Книга Этюды Черни, страница 37. Автор книги Анна Берсенева

Разделитель для чтения книг в онлайн библиотеке

Онлайн книга «Этюды Черни»

Cтраница 37

Эта простая догадка так ее поразила, что она даже не смогла объяснить ее суть, и Кирка, конечно, подняла ее на смех: «А ты думала, Шахматово в Сибири, что ли?» – и только Саня Остерман-Серебряный, кажется, понял, о чем она говорит, не зря же они так слаженно пели с ним про то, как бедное сердце плачет-страдает…

Погрузившись в воспоминания, Саша не заметила, что не идет по направлению к дачам, а стоит посреди проселка по щиколотки в пыли. Как пронзителен оказался в ее памяти тот день! Может, потому, что только теперь она поняла, как прихотливо отнеслась судьба к ним ко всем – неожиданно, непредсказуемо соединила Кирку с Царем, Любу с Саней Остерманом, хотя никто из них в тот день и представить себе не мог эти будущие соединения.

Даже то, что сама она шла сегодняшним утром и по проселку этому, и по жизни одна, – даже это не отозвалось сейчас в ее сердце болью. Все равно он был, тот день, и леса, поляны, и проселки, и шоссе, и эта вот проселочная пыль с необыкновенным, ни на что не похожим запахом…

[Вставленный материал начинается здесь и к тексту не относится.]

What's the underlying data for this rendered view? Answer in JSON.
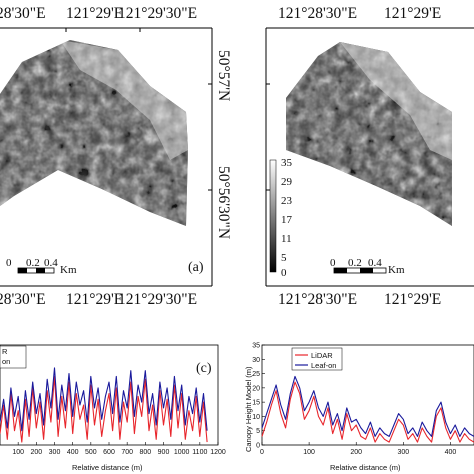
{
  "map_a": {
    "top_labels": [
      "28'30\"E",
      "121°29'E",
      "121°29'30\"E"
    ],
    "bottom_labels": [
      "28'30\"E",
      "121°29'E",
      "121°29'30\"E"
    ],
    "right_labels": [
      "50°57'N",
      "50°56'30\"N"
    ],
    "scalebar": {
      "ticks": [
        "0",
        "0.2",
        "0.4"
      ],
      "unit": "Km"
    },
    "panel_label": "(a)"
  },
  "map_b": {
    "top_labels": [
      "121°28'30\"E",
      "121°29'E"
    ],
    "bottom_labels": [
      "121°28'30\"E",
      "121°29'E"
    ],
    "colorbar": {
      "ticks": [
        "35",
        "29",
        "23",
        "17",
        "11",
        "5",
        "0"
      ],
      "colors": [
        "#ffffff",
        "#000000"
      ]
    },
    "scalebar": {
      "ticks": [
        "0",
        "0.2",
        "0.4"
      ],
      "unit": "Km"
    }
  },
  "chart_data": [
    {
      "type": "line",
      "panel_label": "(c)",
      "xlabel": "Relative distance (m)",
      "ylabel": "",
      "xlim": [
        0,
        1200
      ],
      "ylim": [
        0,
        35
      ],
      "x_ticks": [
        0,
        100,
        200,
        300,
        400,
        500,
        600,
        700,
        800,
        900,
        1000,
        1100,
        1200
      ],
      "y_ticks": [],
      "legend_entries": [
        "R",
        "on"
      ],
      "series": [
        {
          "name": "R",
          "color": "#e8262c",
          "x": [
            0,
            20,
            40,
            60,
            80,
            100,
            120,
            140,
            160,
            180,
            200,
            220,
            240,
            260,
            280,
            300,
            320,
            340,
            360,
            380,
            400,
            420,
            440,
            460,
            480,
            500,
            520,
            540,
            560,
            580,
            600,
            620,
            640,
            660,
            680,
            700,
            720,
            740,
            760,
            780,
            800,
            820,
            840,
            860,
            880,
            900,
            920,
            940,
            960,
            980,
            1000,
            1020,
            1040,
            1060,
            1080,
            1100,
            1120,
            1140
          ],
          "y": [
            4,
            14,
            2,
            18,
            5,
            12,
            1,
            16,
            3,
            20,
            6,
            15,
            2,
            19,
            8,
            24,
            3,
            17,
            6,
            22,
            4,
            18,
            9,
            14,
            2,
            21,
            7,
            16,
            3,
            12,
            18,
            5,
            20,
            2,
            15,
            8,
            22,
            4,
            17,
            10,
            23,
            5,
            14,
            2,
            19,
            7,
            16,
            3,
            21,
            6,
            18,
            2,
            12,
            5,
            17,
            3,
            15,
            1
          ]
        },
        {
          "name": "on",
          "color": "#1a1a9c",
          "x": [
            0,
            20,
            40,
            60,
            80,
            100,
            120,
            140,
            160,
            180,
            200,
            220,
            240,
            260,
            280,
            300,
            320,
            340,
            360,
            380,
            400,
            420,
            440,
            460,
            480,
            500,
            520,
            540,
            560,
            580,
            600,
            620,
            640,
            660,
            680,
            700,
            720,
            740,
            760,
            780,
            800,
            820,
            840,
            860,
            880,
            900,
            920,
            940,
            960,
            980,
            1000,
            1020,
            1040,
            1060,
            1080,
            1100,
            1120,
            1140
          ],
          "y": [
            8,
            16,
            6,
            20,
            10,
            17,
            5,
            19,
            9,
            22,
            11,
            18,
            7,
            23,
            13,
            27,
            9,
            21,
            12,
            25,
            10,
            22,
            14,
            19,
            8,
            24,
            13,
            20,
            9,
            17,
            22,
            11,
            24,
            8,
            19,
            13,
            26,
            10,
            21,
            15,
            26,
            11,
            18,
            7,
            22,
            13,
            20,
            9,
            24,
            12,
            21,
            7,
            17,
            11,
            20,
            8,
            18,
            5
          ]
        }
      ]
    },
    {
      "type": "line",
      "xlabel": "Relative distance (m)",
      "ylabel": "Canopy Height Model (m)",
      "xlim": [
        0,
        450
      ],
      "ylim": [
        0,
        35
      ],
      "x_ticks": [
        0,
        100,
        200,
        300,
        400
      ],
      "y_ticks": [
        0,
        5,
        10,
        15,
        20,
        25,
        30,
        35
      ],
      "legend_entries": [
        "LiDAR",
        "Leaf-on"
      ],
      "series": [
        {
          "name": "LiDAR",
          "color": "#e8262c",
          "x": [
            0,
            10,
            20,
            30,
            40,
            50,
            60,
            70,
            80,
            90,
            100,
            110,
            120,
            130,
            140,
            150,
            160,
            170,
            180,
            190,
            200,
            210,
            220,
            230,
            240,
            250,
            260,
            270,
            280,
            290,
            300,
            310,
            320,
            330,
            340,
            350,
            360,
            370,
            380,
            390,
            400,
            410,
            420,
            430,
            440,
            450
          ],
          "y": [
            3,
            8,
            14,
            19,
            11,
            6,
            16,
            22,
            18,
            9,
            12,
            17,
            10,
            7,
            13,
            4,
            9,
            2,
            11,
            5,
            7,
            3,
            2,
            6,
            1,
            4,
            2,
            1,
            5,
            9,
            7,
            2,
            4,
            1,
            6,
            3,
            1,
            10,
            13,
            6,
            2,
            5,
            1,
            4,
            2,
            1
          ]
        },
        {
          "name": "Leaf-on",
          "color": "#1a1a9c",
          "x": [
            0,
            10,
            20,
            30,
            40,
            50,
            60,
            70,
            80,
            90,
            100,
            110,
            120,
            130,
            140,
            150,
            160,
            170,
            180,
            190,
            200,
            210,
            220,
            230,
            240,
            250,
            260,
            270,
            280,
            290,
            300,
            310,
            320,
            330,
            340,
            350,
            360,
            370,
            380,
            390,
            400,
            410,
            420,
            430,
            440,
            450
          ],
          "y": [
            6,
            11,
            16,
            21,
            14,
            9,
            18,
            24,
            20,
            12,
            15,
            19,
            13,
            10,
            15,
            7,
            11,
            5,
            13,
            8,
            9,
            6,
            4,
            8,
            3,
            6,
            4,
            3,
            7,
            11,
            9,
            4,
            6,
            3,
            8,
            5,
            3,
            12,
            15,
            8,
            4,
            7,
            3,
            6,
            4,
            3
          ]
        }
      ]
    }
  ]
}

Пыль вдруг взвихрилась бурунчиками. Саша встрепенулась. Пока она размышляла о невыразимых материях, начался дождь, давно уже собиравшийся в тучах. Саша побежала по проселку.

Капли становились все крупнее, все чаще, через пять минут дождь обрушился на землю сплошной стеной, а дачи еще даже не показались за поворотом.

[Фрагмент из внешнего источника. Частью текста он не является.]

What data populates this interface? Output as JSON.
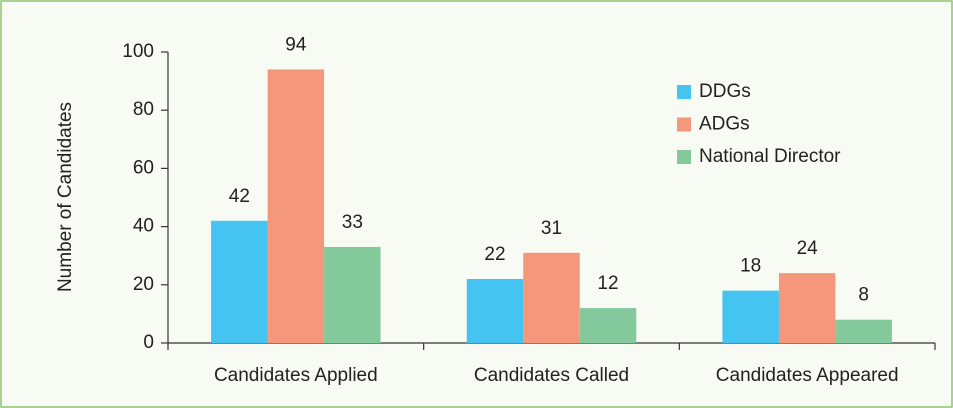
{
  "chart_data": {
    "type": "bar",
    "y_label": "Number of Candidates",
    "categories": [
      "Candidates Applied",
      "Candidates Called",
      "Candidates Appeared"
    ],
    "series": [
      {
        "name": "DDGs",
        "color": "#45c4f2",
        "values": [
          42,
          22,
          18
        ]
      },
      {
        "name": "ADGs",
        "color": "#f4977a",
        "values": [
          94,
          31,
          24
        ]
      },
      {
        "name": "National Director",
        "color": "#84c99c",
        "values": [
          33,
          12,
          8
        ]
      }
    ],
    "ylim": [
      0,
      100
    ],
    "yticks": [
      0,
      20,
      40,
      60,
      80,
      100
    ],
    "legend": "upper right"
  }
}
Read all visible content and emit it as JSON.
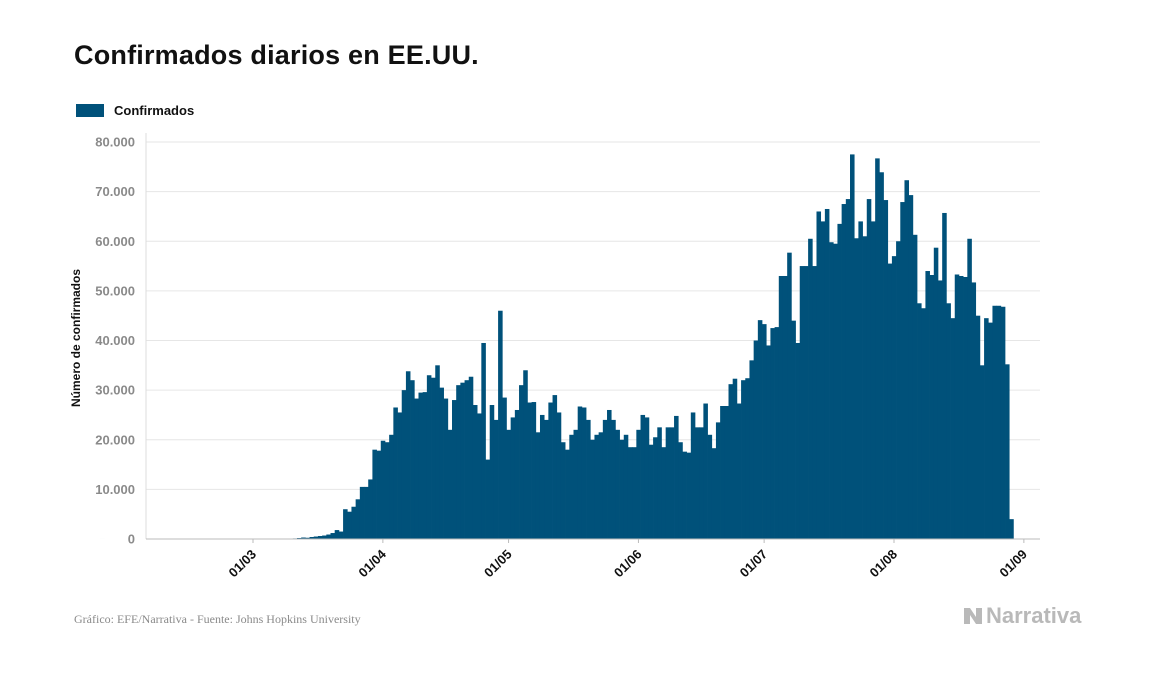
{
  "title": "Confirmados diarios en EE.UU.",
  "legend": {
    "label": "Confirmados",
    "color": "#00517a"
  },
  "source": "Gráfico: EFE/Narrativa - Fuente: Johns Hopkins University",
  "brand": {
    "name": "Narrativa",
    "logo": "narrativa-n-logo",
    "color": "#b9b9b9"
  },
  "chart_data": {
    "type": "bar",
    "title": "Confirmados diarios en EE.UU.",
    "xlabel": "",
    "ylabel": "Número de confirmados",
    "ylim": [
      0,
      80000
    ],
    "yticks": [
      0,
      10000,
      20000,
      30000,
      40000,
      50000,
      60000,
      70000,
      80000
    ],
    "ytick_labels": [
      "0",
      "10.000",
      "20.000",
      "30.000",
      "40.000",
      "50.000",
      "60.000",
      "70.000",
      "80.000"
    ],
    "x_start": "2020-01-22",
    "xticks": [
      "01/03",
      "01/04",
      "01/05",
      "01/06",
      "01/07",
      "01/08",
      "01/09"
    ],
    "xtick_dates": [
      "2020-03-01",
      "2020-04-01",
      "2020-05-01",
      "2020-06-01",
      "2020-07-01",
      "2020-08-01",
      "2020-09-01"
    ],
    "grid": true,
    "legend_position": "top-left",
    "series": [
      {
        "name": "Confirmados",
        "color": "#00517a",
        "values": [
          1,
          0,
          0,
          2,
          1,
          0,
          0,
          0,
          0,
          1,
          0,
          0,
          0,
          0,
          1,
          0,
          0,
          0,
          0,
          1,
          0,
          0,
          0,
          0,
          0,
          0,
          0,
          0,
          0,
          0,
          0,
          0,
          0,
          0,
          0,
          0,
          0,
          0,
          0,
          5,
          10,
          18,
          30,
          15,
          25,
          50,
          60,
          80,
          100,
          120,
          200,
          300,
          250,
          400,
          500,
          600,
          700,
          900,
          1200,
          1800,
          1500,
          6000,
          5500,
          6500,
          8000,
          10500,
          10500,
          12000,
          18000,
          17800,
          19800,
          19500,
          21000,
          26500,
          25500,
          30000,
          33800,
          32000,
          28300,
          29500,
          29600,
          33000,
          32500,
          35000,
          30500,
          28300,
          22000,
          28000,
          31000,
          31500,
          32000,
          32700,
          27000,
          25300,
          39500,
          16000,
          27000,
          24000,
          46000,
          28500,
          22000,
          24500,
          26000,
          31000,
          34000,
          27500,
          27600,
          21500,
          25000,
          24000,
          27500,
          29000,
          25500,
          19500,
          18000,
          21000,
          22000,
          26700,
          26500,
          24000,
          20000,
          21000,
          21500,
          24000,
          26000,
          24000,
          22000,
          20000,
          21000,
          18500,
          18500,
          22000,
          25000,
          24500,
          19000,
          20500,
          22500,
          18500,
          22500,
          22500,
          24800,
          19500,
          17600,
          17400,
          25500,
          22500,
          22500,
          27300,
          21000,
          18300,
          23500,
          26800,
          26800,
          31200,
          32300,
          27300,
          32000,
          32400,
          36000,
          40000,
          44100,
          43300,
          39000,
          42500,
          42700,
          53000,
          53000,
          57700,
          44000,
          39500,
          55000,
          55000,
          60500,
          55000,
          66000,
          64000,
          66500,
          59800,
          59500,
          63500,
          67500,
          68500,
          77500,
          60600,
          64000,
          61000,
          68500,
          64000,
          76700,
          73900,
          68300,
          55500,
          57000,
          60000,
          67900,
          72300,
          69300,
          61300,
          47500,
          46500,
          54000,
          53200,
          58700,
          52100,
          65700,
          47500,
          44500,
          53300,
          53000,
          52800,
          60500,
          51700,
          45000,
          35000,
          44500,
          43600,
          47000,
          47000,
          46800,
          35200,
          4000
        ]
      }
    ]
  }
}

Зато она увидела за этим проселочным поворотом церковь. И как забыла только? Церковь была старая, невысокая и какая-то широкая, с маленькой луковкой, выкрашенной в темно-коричневый цвет.

Во времена Сашиного детства эта церковь стояла заброшенная и заколоченная, но потом ее восстановили, и теперь она, к счастью, была открыта.

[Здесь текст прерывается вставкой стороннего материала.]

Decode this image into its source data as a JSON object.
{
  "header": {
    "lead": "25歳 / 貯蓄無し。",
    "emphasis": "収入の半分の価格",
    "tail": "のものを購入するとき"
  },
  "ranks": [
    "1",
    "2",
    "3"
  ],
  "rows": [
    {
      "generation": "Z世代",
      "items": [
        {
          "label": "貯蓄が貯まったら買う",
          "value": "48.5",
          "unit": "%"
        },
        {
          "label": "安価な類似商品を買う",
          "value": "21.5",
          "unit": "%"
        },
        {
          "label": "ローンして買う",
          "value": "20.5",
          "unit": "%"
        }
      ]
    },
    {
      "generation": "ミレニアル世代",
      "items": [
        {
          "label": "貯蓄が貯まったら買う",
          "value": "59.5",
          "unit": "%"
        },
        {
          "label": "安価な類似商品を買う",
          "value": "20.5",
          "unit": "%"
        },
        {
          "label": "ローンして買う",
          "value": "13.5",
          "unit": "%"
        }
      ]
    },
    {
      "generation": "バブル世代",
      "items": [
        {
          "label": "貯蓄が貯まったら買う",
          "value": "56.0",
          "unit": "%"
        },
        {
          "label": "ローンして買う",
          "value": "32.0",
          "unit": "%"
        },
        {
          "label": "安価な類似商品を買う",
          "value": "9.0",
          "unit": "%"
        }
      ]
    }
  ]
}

Саша взбежала на крыльцо, изо всех сил потянула за кольцо, закрепленное на тяжелой двери, и вошла вовнутрь.

Ее отношение к церкви было двойственным. Что в жизни есть высший смысл и высшая воля, от человека скрытая, не вызывало у нее сомнений. И библейская история представлялась ей убедительной, тем более что огоньками этой истории было подсвечено искусство. И красоту церковного пения невозможно было не чувствовать. Но все это стояло в ее сознании отдельно от служб, обрядов и особенно от такой непонятной штуки, как посты, которые, по ее наблюдениям, для большинства людей являлись только удобным способом посидеть на разгрузочной диете, чувствуя себя при этом праведными без особенных усилий и с пользой для здоровья.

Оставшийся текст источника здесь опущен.